Caveat: This question may be a tad rambly, and I welcome comments with specific directions for me to improve it.
During a too brief exchange with the worthy @NickCox I got to thinking about transformation/back transformation and inference.
It seems to me pretty apparent that frequentist inference—confidence intervals, hypothesis tests—about a transformed variable $f(x)$, is not inference about the untransformed variable $x$, even when back-transforming inferential quantities (via $f^{-1}(x)$), because, generally, $\sigma^{2}_{f(x)} \ne f(\sigma^{2}_{x})$, unless $f(x) = x$, and both CIs and hypothesis tests rely upon an estimate of the variance. To quote from my answer here:
Basing CIs on transformed variables + back-transformation produces intervals without the nominal coverage probabilities, so back-transformed confidence about an estimate based on $f(x)$ is not confidence on an estimate based on $x$.
Likewise, inferences about untransformed variables based on hypothesis tests on transformed variables means that any of the following can be true, for example, when making inferences about $x$ based on some grouping variable $y$:
$x$ differs significantly across $y$, but $f(x)$ does not differ significantly across $y$.
$x$ differs significantly across $y$, and $f(x)$ differs significantly across $y$.
$x$ does not differ significantly across $y$, and $f(x)$ does not differ significantly across $y$.
$x$ does not differ significantly across $y$, but $f(x)$ differs significantly across $y$.
It is also very easy to imagine examples setting this point down sharply. For example, if $y_{i} = x_{i}$ then Pearson's $r=1.0$ for $y$ and $x$, but Pearson 's $r=0.0$ for $y$ and $x^{2}$ if the distribution and range of $x$ is symmetric about 0.

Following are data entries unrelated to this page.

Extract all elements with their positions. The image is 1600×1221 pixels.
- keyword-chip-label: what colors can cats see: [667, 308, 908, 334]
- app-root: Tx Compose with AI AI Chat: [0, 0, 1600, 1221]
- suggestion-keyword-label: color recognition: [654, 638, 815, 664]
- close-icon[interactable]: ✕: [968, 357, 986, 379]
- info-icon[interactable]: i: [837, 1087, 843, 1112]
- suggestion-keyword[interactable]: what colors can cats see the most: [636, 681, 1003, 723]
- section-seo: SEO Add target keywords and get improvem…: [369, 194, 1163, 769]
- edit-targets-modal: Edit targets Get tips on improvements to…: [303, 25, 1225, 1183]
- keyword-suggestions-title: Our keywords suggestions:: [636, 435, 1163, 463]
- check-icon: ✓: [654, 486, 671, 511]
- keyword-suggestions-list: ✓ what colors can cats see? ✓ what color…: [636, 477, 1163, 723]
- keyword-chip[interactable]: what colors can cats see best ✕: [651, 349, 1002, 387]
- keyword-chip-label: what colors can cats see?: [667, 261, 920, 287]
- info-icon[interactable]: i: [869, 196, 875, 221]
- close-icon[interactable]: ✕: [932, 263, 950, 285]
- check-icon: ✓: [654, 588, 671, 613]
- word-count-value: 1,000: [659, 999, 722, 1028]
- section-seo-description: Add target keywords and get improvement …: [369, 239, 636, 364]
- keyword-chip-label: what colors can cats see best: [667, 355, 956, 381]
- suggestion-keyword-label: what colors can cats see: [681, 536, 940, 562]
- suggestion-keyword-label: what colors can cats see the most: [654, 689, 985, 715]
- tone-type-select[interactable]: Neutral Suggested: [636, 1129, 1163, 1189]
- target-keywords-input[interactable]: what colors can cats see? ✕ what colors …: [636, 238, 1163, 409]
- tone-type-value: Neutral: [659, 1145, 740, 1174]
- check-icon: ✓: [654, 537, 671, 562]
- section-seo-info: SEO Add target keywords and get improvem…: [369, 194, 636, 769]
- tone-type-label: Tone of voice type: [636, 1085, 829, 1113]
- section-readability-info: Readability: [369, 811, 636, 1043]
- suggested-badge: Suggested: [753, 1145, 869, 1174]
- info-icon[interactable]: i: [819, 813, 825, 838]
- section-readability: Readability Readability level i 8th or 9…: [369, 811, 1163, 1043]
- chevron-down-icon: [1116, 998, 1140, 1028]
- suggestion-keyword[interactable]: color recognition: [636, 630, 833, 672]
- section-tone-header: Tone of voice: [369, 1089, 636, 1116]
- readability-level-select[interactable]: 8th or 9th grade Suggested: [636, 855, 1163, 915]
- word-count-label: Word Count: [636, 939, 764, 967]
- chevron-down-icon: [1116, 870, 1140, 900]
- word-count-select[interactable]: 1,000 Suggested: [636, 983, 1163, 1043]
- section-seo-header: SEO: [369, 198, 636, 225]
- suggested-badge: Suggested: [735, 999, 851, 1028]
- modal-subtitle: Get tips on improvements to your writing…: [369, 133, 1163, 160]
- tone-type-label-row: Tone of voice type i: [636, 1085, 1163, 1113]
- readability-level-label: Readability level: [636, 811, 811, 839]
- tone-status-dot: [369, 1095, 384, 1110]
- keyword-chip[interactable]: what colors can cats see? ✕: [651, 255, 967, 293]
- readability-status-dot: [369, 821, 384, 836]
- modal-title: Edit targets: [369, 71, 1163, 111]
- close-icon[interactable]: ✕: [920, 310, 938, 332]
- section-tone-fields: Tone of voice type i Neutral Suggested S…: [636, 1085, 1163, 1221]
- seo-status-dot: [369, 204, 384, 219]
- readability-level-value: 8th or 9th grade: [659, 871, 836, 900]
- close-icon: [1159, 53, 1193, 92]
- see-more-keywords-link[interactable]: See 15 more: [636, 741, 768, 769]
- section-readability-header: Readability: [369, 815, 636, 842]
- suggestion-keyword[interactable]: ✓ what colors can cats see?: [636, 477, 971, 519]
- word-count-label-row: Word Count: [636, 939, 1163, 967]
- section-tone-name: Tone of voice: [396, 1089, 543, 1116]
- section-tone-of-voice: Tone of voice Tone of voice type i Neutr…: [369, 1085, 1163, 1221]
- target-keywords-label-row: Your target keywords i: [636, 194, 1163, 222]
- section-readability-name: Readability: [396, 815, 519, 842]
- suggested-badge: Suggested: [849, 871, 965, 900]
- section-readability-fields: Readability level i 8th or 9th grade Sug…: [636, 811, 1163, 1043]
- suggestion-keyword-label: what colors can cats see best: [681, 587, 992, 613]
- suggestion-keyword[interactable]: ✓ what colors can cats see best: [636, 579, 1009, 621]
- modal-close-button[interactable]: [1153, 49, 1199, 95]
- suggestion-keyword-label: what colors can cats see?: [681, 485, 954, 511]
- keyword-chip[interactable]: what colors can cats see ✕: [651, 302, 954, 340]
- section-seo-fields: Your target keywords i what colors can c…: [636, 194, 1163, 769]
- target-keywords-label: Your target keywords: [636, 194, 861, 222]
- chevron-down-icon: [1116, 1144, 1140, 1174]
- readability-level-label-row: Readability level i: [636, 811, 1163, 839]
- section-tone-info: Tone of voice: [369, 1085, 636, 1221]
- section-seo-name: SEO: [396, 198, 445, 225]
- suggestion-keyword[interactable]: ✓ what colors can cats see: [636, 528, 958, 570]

On the other hand, tricks like Oehlert's Delta method can provide a 'back-transformation' that approximates the correct variance of $x$ as an alternative to simply calculating it directly, or calculating it as $f^{-1}\left(\sigma^{2}_{f(x)}\right)$.
Good Nick Cox however, points out that to "estimate on a link scale and report on the original scale is central to generalized linear models," and that (if I understood correctly) inference on the geometric mean entails such back-transformation in the form $exp\left(\frac{\sum \log (x)}{n}\right)$.
When is it Ok to base inferences about (untransformed) $\boldsymbol{x}$ on back-transformations of estimates and inferences on $\boldsymbol{f(x)}$, and when is it not?
Second caveat: I am not calling Nick Cox out to defend any position with this question, and am genuinely interested in understanding when performing inference on $\boldsymbol{f(x)}$ but drawing conclusions about $\boldsymbol{x}$ based on back-transformation makes sense and does not make sense.